Her mother's painful and drawn out death nearly a year ago requires daughter Rose Evans to continue to seek professional help to deal with her emotional pain. "I couldn't begin to tell you how awful I felt. I was crying everyday," Evans says.

Evans' mother, Rose Bellmore, battled mouth cancer, pneumonia and a host of other maladies for five weeks that left her in pain — and alive against her will. Even though Bellmore had prepared an "advance medical directive" — instructing her doctors that she wished to die without heroics and with dignity when the time came — her wishes were ignored.

Although Evans says Bellmore's doctors understood her wishes, they did not observe them in Bellmore's final days because Bellmore's medical directive — though with her when she was admitted to the hospital — disappeared and was never found.

Without paper in hand, Bellmore's doctors, in fact, tried to keep Bellmore alive with life-sustaining equipment in her final days.

"The emotional part was just unreal...when the doctors wouldn't listen or others wouldn't listen, we were besides ourselves," Evans says. If she could go back in time, Evans adds, she would have stayed at her mother's side and made sure her medical directive was tacked above her bed. "I'd throw a fit and say this is what she wants!"

Even though Bellmore and her family were knowledgeable about advance directives, they — like many families — ran headlong into a medical system designed to keep people alive, instead of allowing them die according to their wishes.

Each day, dying patients' wishes are rejected for numerous reasons.
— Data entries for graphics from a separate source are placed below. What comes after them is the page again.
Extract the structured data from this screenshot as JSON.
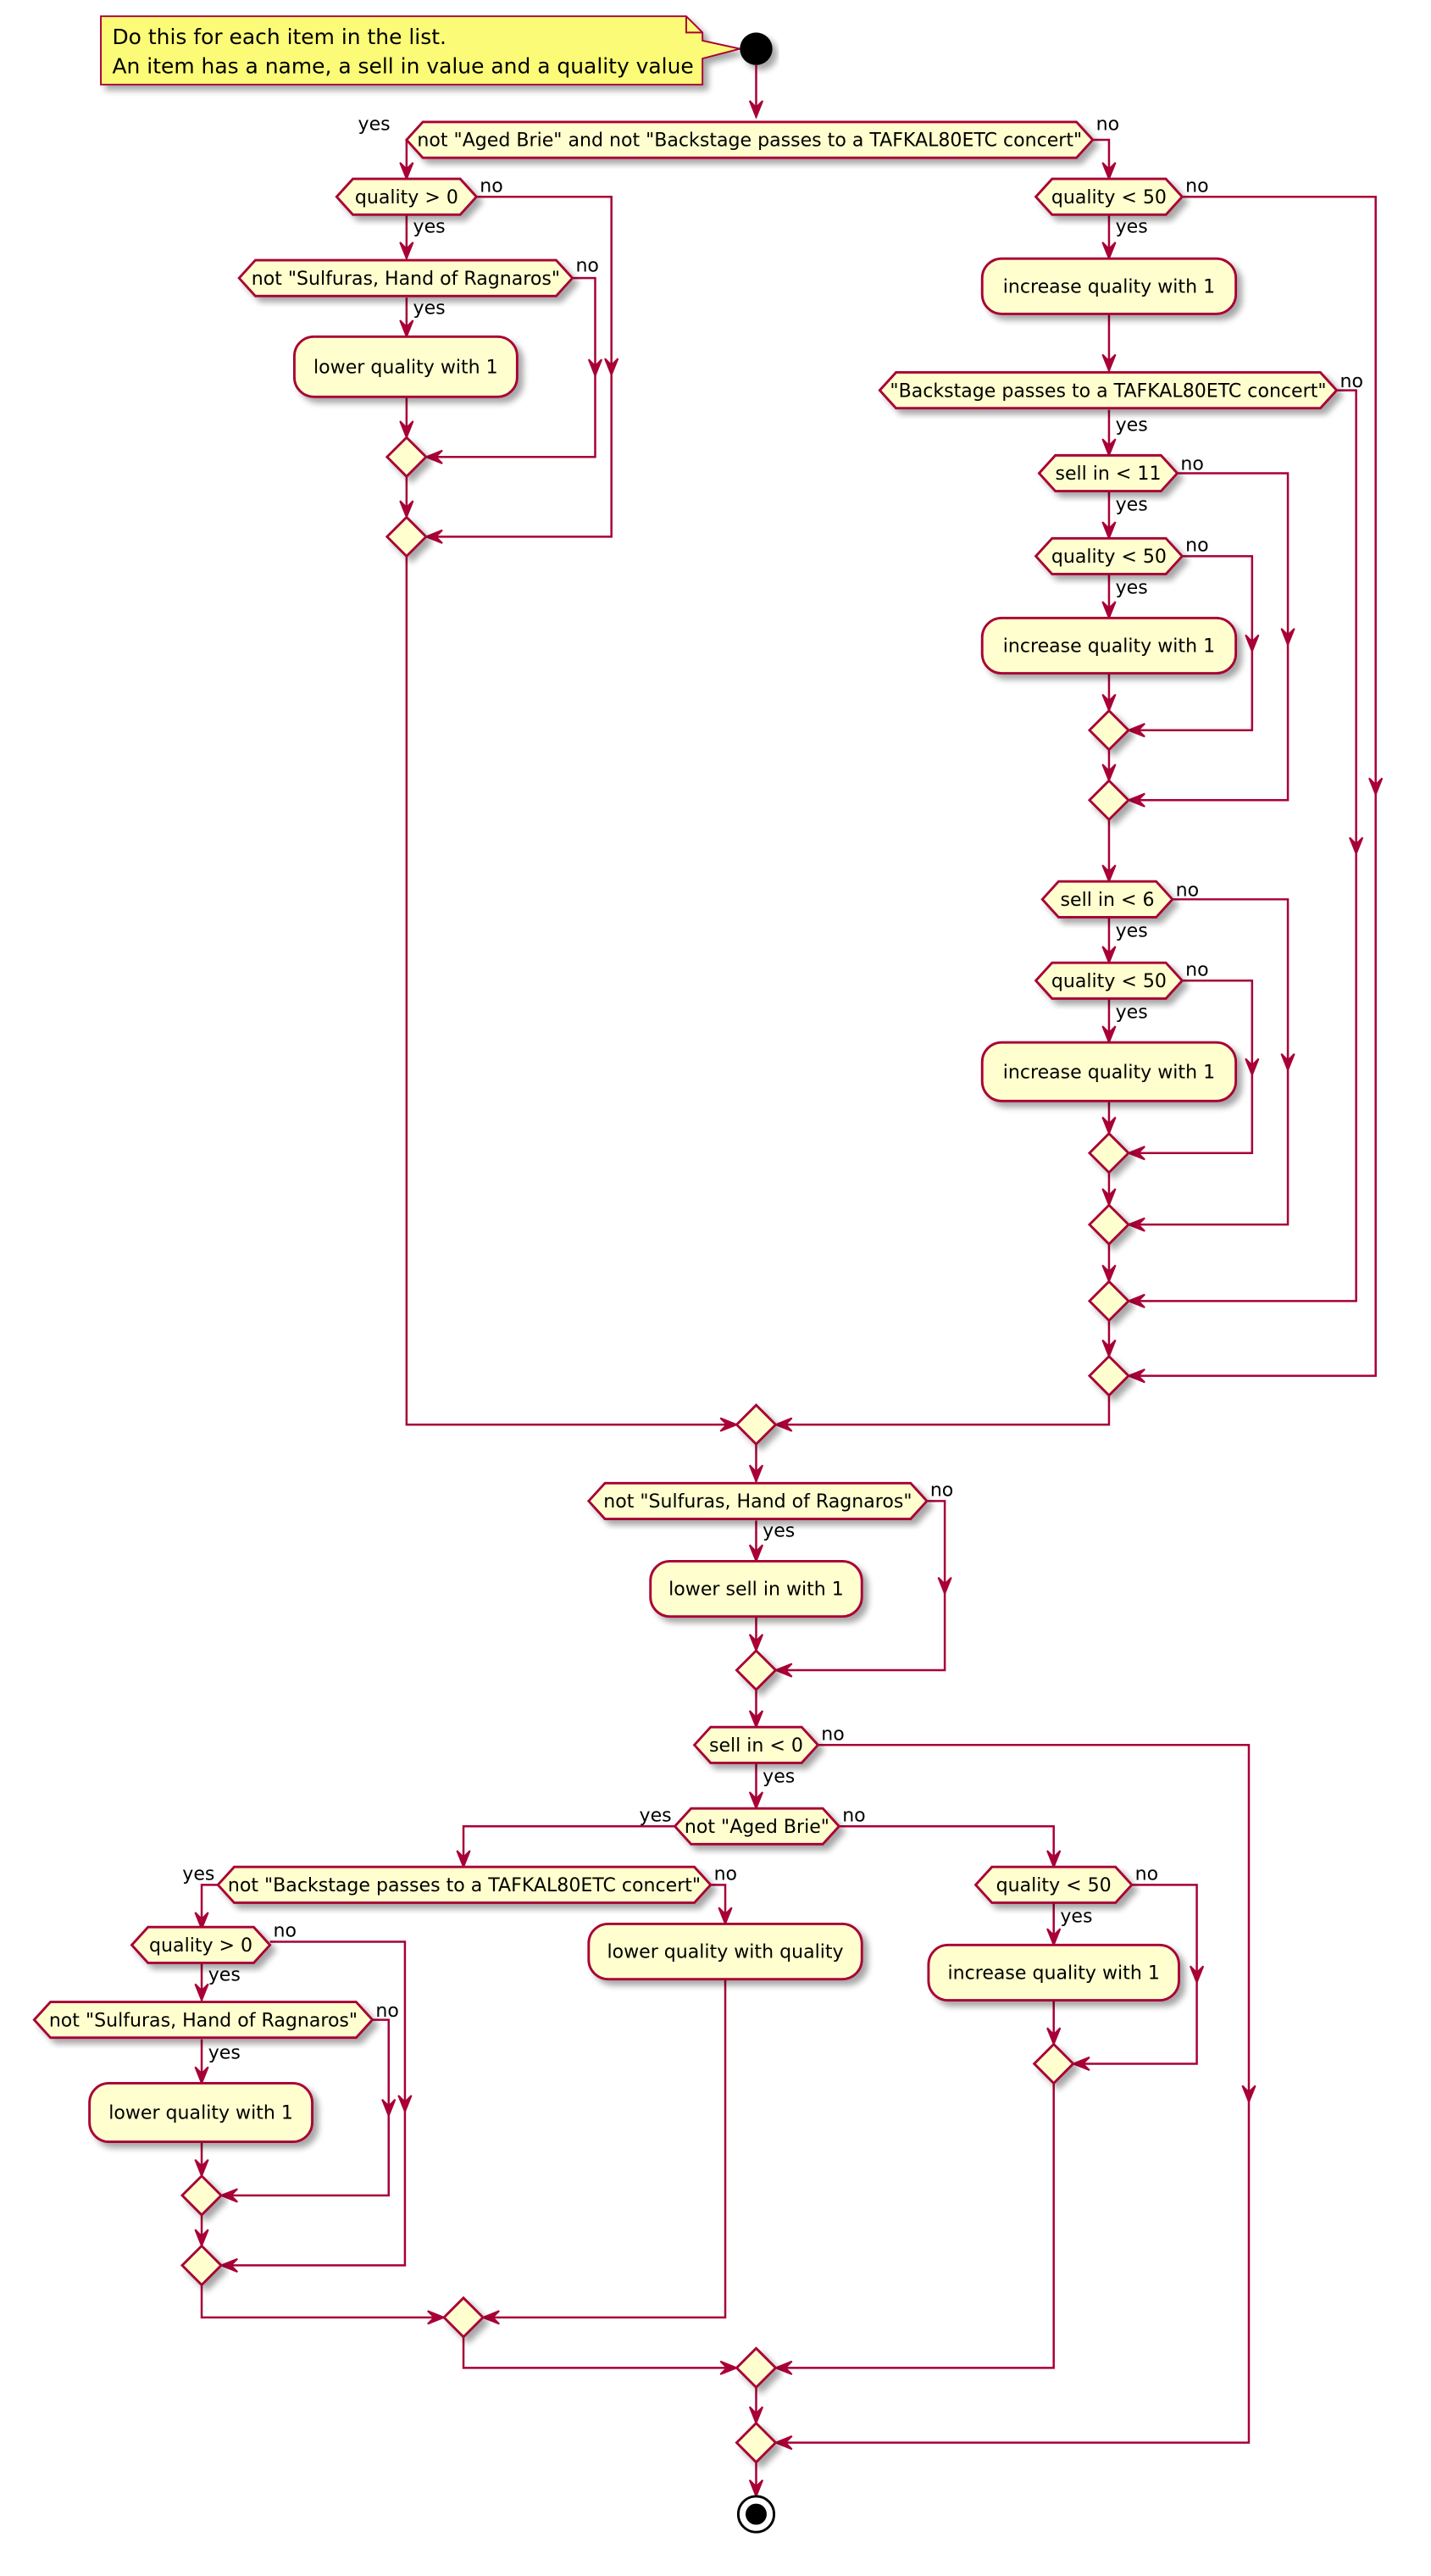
{
  "note": {
    "line1": "Do this for each item in the list.",
    "line2": "An item has a name, a sell in value and a quality value"
  },
  "labels": {
    "yes": "yes",
    "no": "no"
  },
  "decisions": {
    "d_not_brie_not_backstage": "not \"Aged Brie\" and not \"Backstage passes to a TAFKAL80ETC concert\"",
    "d_quality_gt_0_a": "quality > 0",
    "d_not_sulfuras_a": "not \"Sulfuras, Hand of Ragnaros\"",
    "d_quality_lt_50_a": "quality < 50",
    "d_backstage": "\"Backstage passes to a TAFKAL80ETC concert\"",
    "d_sell_in_lt_11": "sell in < 11",
    "d_quality_lt_50_b": "quality < 50",
    "d_sell_in_lt_6": "sell in < 6",
    "d_quality_lt_50_c": "quality < 50",
    "d_not_sulfuras_b": "not \"Sulfuras, Hand of Ragnaros\"",
    "d_sell_in_lt_0": "sell in < 0",
    "d_not_aged_brie": "not \"Aged Brie\"",
    "d_not_backstage": "not \"Backstage passes to a TAFKAL80ETC concert\"",
    "d_quality_gt_0_b": "quality > 0",
    "d_not_sulfuras_c": "not \"Sulfuras, Hand of Ragnaros\"",
    "d_quality_lt_50_d": "quality < 50"
  },
  "actions": {
    "a_lower_quality_1": "lower quality with 1",
    "a_increase_quality_1": "increase quality with 1",
    "a_increase_quality_2": "increase quality with 1",
    "a_increase_quality_3": "increase quality with 1",
    "a_lower_sell_in": "lower sell in with 1",
    "a_lower_quality_2": "lower quality with 1",
    "a_lower_quality_with_quality": "lower quality with quality",
    "a_increase_quality_4": "increase quality with 1"
  },
  "colors": {
    "stroke": "#A80036",
    "fill": "#FEFECE",
    "note_fill": "#FBFB77",
    "start": "#000000"
  }
}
These include a doctor's refusal to accept a patient's request to bypass life-sustaining treatment based on moral grounds, fear of lawsuits or criminal charges.

From Bad to Worse
Bellmore wrote her medical directive in 1994 when her health began to fail because of pulmonary fibrosis. In it, she designated a health-care power of attorney (who appoints a "proxy" to carry out the dying patient's wishes) and instructed that she wanted no life-sustaining procedures should she become terminally ill.